Whereas doing analysis into Scabby, Hausegger and the gallery’s director Monika Wuhrer discovered that the inflatable rats used at union actions throughout the nation all will be traced again to a single producer in Illinois referred to as Huge Sky Balloons. (Mockingly, the enterprise that fabricates the labor rights advocacy icon isn’t unionized itself.)
“It’s a very profitable business and the Scabbies are really, really expensive,” Wuhrer advised Hyperallergic, admitting that for the exhibition, they finally needed to flip to a less expensive possibility produced abroad.
“We ended up ordering it from China because it was really the only way to have one in the end,” Wuhrer mentioned.
At Open Supply, the visible impression of Scabby is putting, with the rat taking on half the ground of the gallery area. It’s particularly eye-catching when it intermittently deflates each quarter-hour, its collapse timed with Monarrez’s testimony in regards to the unfair labor practices she skilled whereas working at Amazon’s JFK8 facility in Staten Island. After seven years, she was terminated from her place final month, together with different unionized staff, she advised Hyperallergic. And whereas organizing with fellow workers was essential to combating for honest working situations, she famous that unions aren’t proof against points that may run rampant in workplaces, together with racism, sexism, ageism, homophobia, and corrupt management.
The inflatable rat on show, which periodically deflates and inflates, is roofed in altered lyrics from Bruce Springsteen’s 1978 music “Factory.”
“I think that’s probably why only 10% of American workers are actually in unions right now, which is a shame,” Monarrez mentioned. She recalled the primary time she noticed Scabby, eight years in the past, additionally in New York Metropolis.
“I do remember instantly thinking, ‘There must be an issue between the workers and the employer,’” she mentioned.

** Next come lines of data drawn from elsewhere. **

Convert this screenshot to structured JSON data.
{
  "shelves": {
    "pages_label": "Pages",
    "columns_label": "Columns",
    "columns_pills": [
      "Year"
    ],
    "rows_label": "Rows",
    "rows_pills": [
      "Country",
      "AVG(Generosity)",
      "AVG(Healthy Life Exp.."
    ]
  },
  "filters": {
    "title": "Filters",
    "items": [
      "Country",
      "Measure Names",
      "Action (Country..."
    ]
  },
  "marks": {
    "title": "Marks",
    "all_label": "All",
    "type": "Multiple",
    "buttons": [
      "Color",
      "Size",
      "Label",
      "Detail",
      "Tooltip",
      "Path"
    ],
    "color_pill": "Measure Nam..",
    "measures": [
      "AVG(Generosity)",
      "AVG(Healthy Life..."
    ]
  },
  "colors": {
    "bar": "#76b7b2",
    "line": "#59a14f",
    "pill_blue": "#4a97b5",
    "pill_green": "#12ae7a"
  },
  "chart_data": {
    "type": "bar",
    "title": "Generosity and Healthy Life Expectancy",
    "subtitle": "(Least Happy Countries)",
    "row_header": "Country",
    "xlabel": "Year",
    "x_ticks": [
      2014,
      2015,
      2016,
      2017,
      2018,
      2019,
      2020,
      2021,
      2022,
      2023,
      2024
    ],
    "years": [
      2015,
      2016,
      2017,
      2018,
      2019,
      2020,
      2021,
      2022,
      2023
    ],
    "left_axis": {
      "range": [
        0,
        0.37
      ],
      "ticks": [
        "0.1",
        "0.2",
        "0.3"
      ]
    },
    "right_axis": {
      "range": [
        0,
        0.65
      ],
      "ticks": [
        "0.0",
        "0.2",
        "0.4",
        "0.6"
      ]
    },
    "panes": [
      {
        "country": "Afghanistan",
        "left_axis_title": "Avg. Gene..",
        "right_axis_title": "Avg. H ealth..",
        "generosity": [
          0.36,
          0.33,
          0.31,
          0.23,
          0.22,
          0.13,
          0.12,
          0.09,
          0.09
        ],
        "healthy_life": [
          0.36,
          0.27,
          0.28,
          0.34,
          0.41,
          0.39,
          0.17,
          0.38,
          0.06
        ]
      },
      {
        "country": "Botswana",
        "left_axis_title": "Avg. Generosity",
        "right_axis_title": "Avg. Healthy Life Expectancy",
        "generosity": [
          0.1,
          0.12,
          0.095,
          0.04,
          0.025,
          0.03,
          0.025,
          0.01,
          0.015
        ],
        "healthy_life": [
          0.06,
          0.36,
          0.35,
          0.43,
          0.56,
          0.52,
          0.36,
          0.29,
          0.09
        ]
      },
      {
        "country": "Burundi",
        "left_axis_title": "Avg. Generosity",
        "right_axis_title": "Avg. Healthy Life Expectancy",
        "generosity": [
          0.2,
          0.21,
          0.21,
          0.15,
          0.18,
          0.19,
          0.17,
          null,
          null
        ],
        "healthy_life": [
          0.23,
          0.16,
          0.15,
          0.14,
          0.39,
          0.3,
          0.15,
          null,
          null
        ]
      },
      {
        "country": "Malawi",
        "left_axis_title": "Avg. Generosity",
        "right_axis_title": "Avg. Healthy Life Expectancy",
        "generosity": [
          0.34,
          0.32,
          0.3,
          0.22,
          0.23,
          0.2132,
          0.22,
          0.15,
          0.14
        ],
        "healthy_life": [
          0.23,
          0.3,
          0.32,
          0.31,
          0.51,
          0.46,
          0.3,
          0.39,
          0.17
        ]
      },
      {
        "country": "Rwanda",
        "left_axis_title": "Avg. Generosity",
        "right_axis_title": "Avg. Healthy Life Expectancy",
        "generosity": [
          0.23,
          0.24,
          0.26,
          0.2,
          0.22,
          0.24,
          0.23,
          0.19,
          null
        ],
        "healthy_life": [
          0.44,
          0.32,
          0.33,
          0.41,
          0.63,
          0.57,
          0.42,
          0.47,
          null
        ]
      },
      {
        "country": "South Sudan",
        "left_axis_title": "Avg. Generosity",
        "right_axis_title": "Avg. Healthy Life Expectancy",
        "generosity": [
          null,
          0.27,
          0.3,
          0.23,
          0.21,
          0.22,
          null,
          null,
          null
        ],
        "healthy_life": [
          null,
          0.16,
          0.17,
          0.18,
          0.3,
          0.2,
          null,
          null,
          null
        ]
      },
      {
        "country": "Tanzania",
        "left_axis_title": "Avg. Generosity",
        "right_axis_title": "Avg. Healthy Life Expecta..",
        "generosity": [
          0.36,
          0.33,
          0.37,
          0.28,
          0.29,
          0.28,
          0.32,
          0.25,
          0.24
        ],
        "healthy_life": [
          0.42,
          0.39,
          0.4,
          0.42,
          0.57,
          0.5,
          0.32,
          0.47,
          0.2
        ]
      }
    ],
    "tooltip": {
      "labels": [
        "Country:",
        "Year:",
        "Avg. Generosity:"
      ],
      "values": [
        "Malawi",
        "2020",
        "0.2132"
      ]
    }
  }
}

The rodent’s title and its “scabby” stomach come from the time period “scab,” a derogatory nickname for staff who break a strike. “It’s an all encompassing symbol, depending on what your perception is and what your experience is within your union and your workplace,” Monarrez mentioned.
Monarrez is one in all a number of unionized Amazon staff featured within the 2024 documentary Union directed by Brett Story and Stephen Maing, which can display screen at Open Supply Gallery on November 20. The screening, which is a free occasion with a urged donation, will likely be adopted by a dialog with the movie’s producer Mars Verrone and Labor Arts Director Rachel Bernstein.